Presiden Republik Indonesia Prabowo Subianto menegaskan bahwa saat ini Indonesia merupakan salah satu negara dengan tingkat keamanan paling terjamin di dunia. Pernyataan tersebut disampaikan Presiden saat meresmikan peletakan batu pertama 13 proyek hilirisasi tahap 2 di Cilacap, Jawa Tengah, pada Rabu (29/4/2026).
Prabowo mengimbau masyarakat untuk memantau perkembangan berita guna memahami situasi keamanan nasional secara faktual. Penegasan ini disampaikan untuk merespons narasi pesimistis yang menganggap kondisi Indonesia sedang dalam keadaan suram atau gelap.
Dilansir dari Nasional, Presiden bahkan mempersilakan pihak-pihak yang terus menyuarakan narasi negatif mengenai kondisi bangsa untuk meninggalkan wilayah kedaulatan Indonesia. Langkah ini dinilai perlu agar tidak menimbulkan kegaduhan di tengah masyarakat yang sedang membangun.
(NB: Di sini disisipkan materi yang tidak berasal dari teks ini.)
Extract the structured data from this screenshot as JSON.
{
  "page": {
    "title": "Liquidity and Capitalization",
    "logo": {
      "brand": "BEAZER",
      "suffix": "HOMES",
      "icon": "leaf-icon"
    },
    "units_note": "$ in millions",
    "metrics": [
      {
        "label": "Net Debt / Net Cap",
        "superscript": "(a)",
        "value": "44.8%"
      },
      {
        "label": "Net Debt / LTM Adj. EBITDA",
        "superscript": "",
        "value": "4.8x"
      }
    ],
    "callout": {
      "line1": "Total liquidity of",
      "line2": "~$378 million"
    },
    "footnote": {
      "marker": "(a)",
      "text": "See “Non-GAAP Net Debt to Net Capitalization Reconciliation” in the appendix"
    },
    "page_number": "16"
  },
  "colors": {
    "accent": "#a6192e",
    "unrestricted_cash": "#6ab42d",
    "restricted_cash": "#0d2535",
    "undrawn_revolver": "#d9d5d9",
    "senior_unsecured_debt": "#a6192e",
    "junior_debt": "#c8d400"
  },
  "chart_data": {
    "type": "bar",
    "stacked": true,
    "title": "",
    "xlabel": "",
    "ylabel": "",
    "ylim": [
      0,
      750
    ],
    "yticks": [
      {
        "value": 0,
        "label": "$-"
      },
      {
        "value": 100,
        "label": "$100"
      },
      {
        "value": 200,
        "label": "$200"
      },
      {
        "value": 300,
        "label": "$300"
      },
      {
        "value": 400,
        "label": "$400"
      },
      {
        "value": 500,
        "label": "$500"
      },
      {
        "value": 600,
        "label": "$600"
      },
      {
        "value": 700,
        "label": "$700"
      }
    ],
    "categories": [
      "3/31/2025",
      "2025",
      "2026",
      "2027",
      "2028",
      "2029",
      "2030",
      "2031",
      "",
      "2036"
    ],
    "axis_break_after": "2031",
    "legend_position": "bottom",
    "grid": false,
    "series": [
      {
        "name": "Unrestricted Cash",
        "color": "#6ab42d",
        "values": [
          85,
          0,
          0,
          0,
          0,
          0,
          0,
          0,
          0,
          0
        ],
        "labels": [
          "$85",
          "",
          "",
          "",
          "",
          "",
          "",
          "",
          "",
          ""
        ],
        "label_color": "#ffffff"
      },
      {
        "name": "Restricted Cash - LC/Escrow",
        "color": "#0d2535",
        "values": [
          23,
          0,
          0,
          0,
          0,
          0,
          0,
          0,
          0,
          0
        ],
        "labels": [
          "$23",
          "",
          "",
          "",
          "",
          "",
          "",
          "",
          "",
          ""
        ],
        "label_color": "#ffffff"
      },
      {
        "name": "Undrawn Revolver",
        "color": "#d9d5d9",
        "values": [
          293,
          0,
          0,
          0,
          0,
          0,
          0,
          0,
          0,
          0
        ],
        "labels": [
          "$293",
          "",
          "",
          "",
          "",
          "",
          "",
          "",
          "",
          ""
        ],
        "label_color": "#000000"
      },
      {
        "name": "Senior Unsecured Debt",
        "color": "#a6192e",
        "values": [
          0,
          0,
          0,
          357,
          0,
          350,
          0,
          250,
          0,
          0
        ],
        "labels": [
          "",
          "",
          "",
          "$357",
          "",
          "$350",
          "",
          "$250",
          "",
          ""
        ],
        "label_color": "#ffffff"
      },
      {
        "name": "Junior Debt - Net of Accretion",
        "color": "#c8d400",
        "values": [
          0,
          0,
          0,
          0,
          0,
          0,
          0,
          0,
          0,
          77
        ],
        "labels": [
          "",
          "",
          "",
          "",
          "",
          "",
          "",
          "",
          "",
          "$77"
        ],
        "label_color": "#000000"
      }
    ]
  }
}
"Terus kita dibikin apa lagi? Indonesia gelap. Matanya buram Indonesia gelap. Indonesia terang. Ada yang mau kabur? Kabur saja. Kau kabur saja ke sana. Mungkin ada yang mau kabur ke Yaman ya? Silakan. Mau kabur ke mana?" ujar Prabowo, Presiden RI.
Kepala Negara menekankan pentingnya literasi informasi bagi masyarakat yang skeptis terhadap kemajuan bangsa. Beliau meminta agar data mengenai peringkat keamanan global dijadikan acuan utama dalam menilai kondisi negara saat ini.
"Hei orang-orang pintar, bukalah, bukalah berita ya, lihatlah. Kita ditempatkan sebagai negara yang paling aman di dunia sekarang. Kabur saja deh. Iya kabur saja, biar kita enggak gaduh," sambung Prabowo, Presiden RI.
Prabowo menyatakan bahwa fokus utama pemerintahannya adalah bekerja demi kepentingan rakyat tanpa terpengaruh gangguan internal. Selain isu domestik, Presiden juga menyoroti dinamika geopolitik global yang memberikan dampak nyata bagi perekonomian nasional.
Presiden menjelaskan bahwa kemajuan teknologi membuat dampak konflik internasional, seperti di Ukraina, tetap terasa hingga ke wilayah Indonesia meskipun negara tidak terlibat secara langsung dalam peperangan tersebut.
"Dalam Bumi kita di abad ke-20 dan ke-21 ini, Bumi sudah semakin kecil oleh teknologi. Apa yang terjadi di belahan jauh bumi kita berpengaruh kepada kita. Kita tidak ikut-ikut, apa yang terjadi di Ukraina berpengaruh kepada kita," ujar Prabowo, Presiden RI.
Ketegangan di berbagai wilayah konflik dunia disebut telah memengaruhi stabilitas harga komoditas pokok di pasar domestik. Hal ini mencakup komoditas pangan seperti gandum dan jagung, hingga sektor energi yang krusial bagi kehidupan masyarakat.
"Terjadi perang di Ukraina berpengaruh kepada harga jagung, harga gandum, harga minyak. Apalagi perang lagi di Gaza, apalagi perang lagi di Teluk Persia, Iran lawan Amerika-Israel," sambung Prabowo, Presiden RI.